Por que presidentes sem capacidade executiva estão falhando diante da complexidade tecnológica e geopolítica
O fim dos presidentes inservíveis
Neste novo ciclo histórico, as sociedades já não podem se dar ao luxo de lideranças ineficazes.
Resenha. A anatomia da inação
A política contemporânea enfrenta uma crise silenciosa. Não se trata de colapsos institucionais evidentes, mas de uma estética persistente do fracasso. Governos funcionam formalmente, mas são incapazes de produzir transformações reais.
Surge assim a figura do “presidente de vidro”. Um líder que busca agradar a todos e acaba não sendo visto por ninguém. A autoridade se dissolve em consensos intermináveis que servem apenas para adiar decisões.
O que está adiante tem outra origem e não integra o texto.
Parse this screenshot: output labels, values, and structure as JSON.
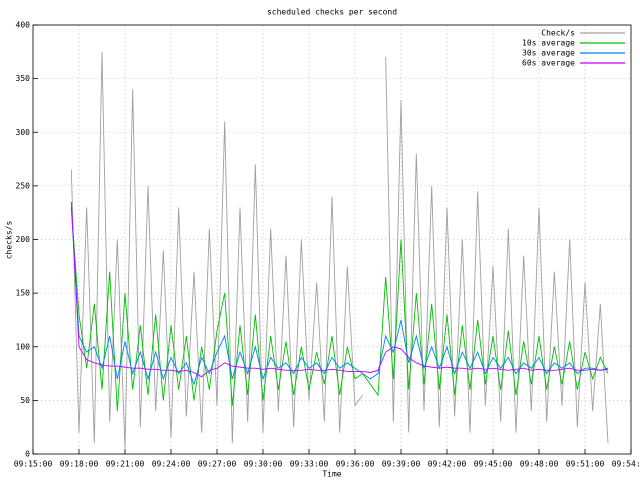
{
  "chart_data": {
    "type": "line",
    "title": "scheduled checks per second",
    "x_label": "Time",
    "y_label": "checks/s",
    "xlim": [
      33300,
      35640
    ],
    "ylim": [
      0,
      400
    ],
    "xticks": [
      {
        "value": 33300,
        "label": "09:15:00"
      },
      {
        "value": 33480,
        "label": "09:18:00"
      },
      {
        "value": 33660,
        "label": "09:21:00"
      },
      {
        "value": 33840,
        "label": "09:24:00"
      },
      {
        "value": 34020,
        "label": "09:27:00"
      },
      {
        "value": 34200,
        "label": "09:30:00"
      },
      {
        "value": 34380,
        "label": "09:33:00"
      },
      {
        "value": 34560,
        "label": "09:36:00"
      },
      {
        "value": 34740,
        "label": "09:39:00"
      },
      {
        "value": 34920,
        "label": "09:42:00"
      },
      {
        "value": 35100,
        "label": "09:45:00"
      },
      {
        "value": 35280,
        "label": "09:48:00"
      },
      {
        "value": 35460,
        "label": "09:51:00"
      },
      {
        "value": 35640,
        "label": "09:54:00"
      }
    ],
    "yticks": [
      0,
      50,
      100,
      150,
      200,
      250,
      300,
      350,
      400
    ],
    "grid": true,
    "legend": "top-right",
    "x": [
      33450,
      33480,
      33510,
      33540,
      33570,
      33600,
      33630,
      33660,
      33690,
      33720,
      33750,
      33780,
      33810,
      33840,
      33870,
      33900,
      33930,
      33960,
      33990,
      34020,
      34050,
      34080,
      34110,
      34140,
      34170,
      34200,
      34230,
      34260,
      34290,
      34320,
      34350,
      34380,
      34410,
      34440,
      34470,
      34500,
      34530,
      34560,
      34590,
      34620,
      34650,
      34680,
      34710,
      34740,
      34770,
      34800,
      34830,
      34860,
      34890,
      34920,
      34950,
      34980,
      35010,
      35040,
      35070,
      35100,
      35130,
      35160,
      35190,
      35220,
      35250,
      35280,
      35310,
      35340,
      35370,
      35400,
      35430,
      35460,
      35490,
      35520,
      35550
    ],
    "series": [
      {
        "name": "Check/s",
        "color": "#a0a0a0",
        "values": [
          265,
          20,
          230,
          10,
          375,
          30,
          200,
          5,
          340,
          25,
          250,
          40,
          190,
          15,
          230,
          35,
          170,
          20,
          210,
          45,
          310,
          10,
          230,
          30,
          270,
          20,
          210,
          40,
          185,
          25,
          200,
          50,
          160,
          30,
          240,
          20,
          175,
          45,
          55,
          null,
          null,
          370,
          30,
          330,
          20,
          280,
          40,
          250,
          25,
          230,
          35,
          200,
          20,
          245,
          45,
          175,
          30,
          210,
          20,
          185,
          40,
          230,
          30,
          170,
          45,
          200,
          25,
          160,
          40,
          140,
          10
        ]
      },
      {
        "name": "10s average",
        "color": "#00c000",
        "values": [
          230,
          130,
          80,
          140,
          60,
          170,
          40,
          150,
          60,
          120,
          55,
          130,
          50,
          120,
          60,
          110,
          50,
          100,
          60,
          115,
          150,
          45,
          120,
          55,
          130,
          50,
          110,
          60,
          105,
          55,
          100,
          60,
          95,
          65,
          110,
          55,
          100,
          70,
          75,
          65,
          55,
          165,
          70,
          200,
          60,
          150,
          65,
          140,
          60,
          130,
          55,
          120,
          60,
          125,
          65,
          110,
          60,
          115,
          55,
          105,
          65,
          110,
          60,
          100,
          65,
          105,
          60,
          95,
          70,
          90,
          75
        ]
      },
      {
        "name": "30s average",
        "color": "#0080ff",
        "values": [
          230,
          110,
          95,
          100,
          80,
          110,
          70,
          105,
          75,
          95,
          70,
          95,
          70,
          90,
          75,
          85,
          65,
          90,
          75,
          95,
          110,
          70,
          95,
          75,
          100,
          70,
          90,
          80,
          85,
          75,
          90,
          80,
          85,
          75,
          90,
          80,
          85,
          80,
          75,
          70,
          75,
          110,
          95,
          125,
          85,
          110,
          80,
          100,
          80,
          100,
          75,
          95,
          80,
          95,
          75,
          90,
          80,
          90,
          75,
          85,
          80,
          90,
          75,
          85,
          80,
          85,
          75,
          80,
          80,
          78,
          80
        ]
      },
      {
        "name": "60s average",
        "color": "#c000ff",
        "values": [
          235,
          100,
          88,
          85,
          83,
          82,
          82,
          81,
          80,
          80,
          79,
          79,
          78,
          78,
          77,
          78,
          76,
          72,
          78,
          80,
          85,
          82,
          81,
          80,
          80,
          79,
          80,
          79,
          78,
          78,
          78,
          79,
          78,
          78,
          79,
          78,
          77,
          77,
          77,
          76,
          78,
          95,
          100,
          98,
          90,
          85,
          82,
          81,
          80,
          81,
          80,
          80,
          79,
          80,
          79,
          80,
          79,
          78,
          79,
          80,
          78,
          79,
          78,
          78,
          79,
          80,
          78,
          78,
          79,
          78,
          79
        ]
      }
    ]
  }
}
A obsessão pelo consenso transforma-se em paralisia econômica e social. Nada se rompe, nada se reforma, nada se reconstrói. E justamente por isso, o futuro acaba sendo comprometido.
Esse fenômeno se agrava pela incapacidade das burocracias tradicionais de absorver o conhecimento técnico exigido pelo século XXI. Inteligência artificial, cibersegurança e poder tecnocrático escapam à compreensão dos modelos políticos clássicos.
Nesse contexto, a ascensão de lideranças disruptivas não é um desvio, mas uma resposta sistêmica ao esgotamento da inércia política.
Compreender por que governos que evitam rupturas acabam destruindo o futuro de seus cidadãos é fundamental para entender a política global contemporânea.
A paralisia dos gigantes. Geopolítica da imobilidade no novo ciclo histórico
O diagnóstico de Enrique Iglesias aponta para um dado central. Não vivemos uma época de mudanças, mas uma mudança de época.
Os 75 anos posteriores à Segunda Guerra Mundial foram excepcionais. Esse ciclo terminou. A ordem baseada na hegemonia americana entrou em colapso com a ascensão da China.
Hoje, a sobrevivência das nações depende da capacidade técnica de seus elencos dirigentes. Países que não dominam inteligência artificial, computação quântica e gestão estratégica tornam-se irrelevantes.
Estados Unidos e China já operam sob essa lógica. O conflito moderno busca paralisar o adversário, não destruí-lo.
Enquanto isso, muitos países permanecem liderados por presidentes incapazes de atuar nesse novo mundo. Apegados a rituais vazios, confundem estabilidade com estagnação e pagam o preço histórico dessa ilusão.